>PRATIBHA INDUSTRIES: PPSL merger and rights issue
Going strong in tough environment; we reiterate a Buy
We met the management of Pratibha Industries recently. Its order book is `56bn, up 55% yoy, with a strong L1 position. Management has guided to an order inflow of `40bn during FY13 and is confident of maintaining the OPM at the current level. We retain our estimates and iterate our Buy, with a price target of `73.
Robust order book. Pratibha’s order book is a sound `56bn (3.9x FY12 revenue). Water (52%), Buildings (36%) and Urban Infra (12%) continue to dominate the order book. L1-stage projects and those being negotiated with private parties amount to `29bn. For future orders, the focus is on the metro-rail, water and real-estate sub-segments in India and overseas (mainly the Middle East and Sri Lanka). The company secured orders worth `34bn during FY12 and aims to bag orders of ~`40bn in FY13.

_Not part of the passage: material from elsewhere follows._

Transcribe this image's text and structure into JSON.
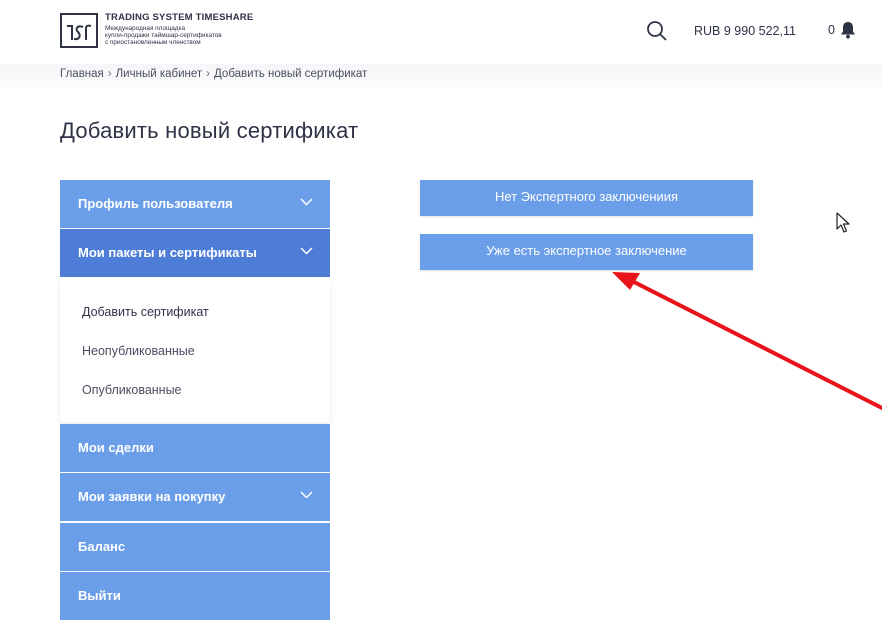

Revenue growth intact, margin to be stable. We expect to see good execution in major projects (that of the Delhi Jal Board, DMRC and some in real-estate and water) during FY13. Work on the Bhopal-Sanchi road BOT project has begun. Pratibha is one of the few construction companies to have met FY12 revenue guidance. Given its strong order book, it is bidding for new orders at higher margins. We expect a 22% revenue CAGR over FY13-14 (management is confident of surpassing that) and a 32% PAT CAGR, with a stable EBITDA margin of 14-15%.
PPSL merger and rights issue. On 5 Jun’12, shareholders approved the amalgamation of the pipe division with Pratibha Pipes & Structurals, likely to be completed by Sep’12. The Board has passed an enabling resolution to a rights issue, though it will tap the market only if required.
Valuation. Our price target of `73 is based on 7x FY13e earnings, at a 20% discount to other midcap construction companies’ target multiples (`69) and 1x book value for equity invested in BOT projects (`4/share).
Risks: slowdown in order inflows, margin squeeze.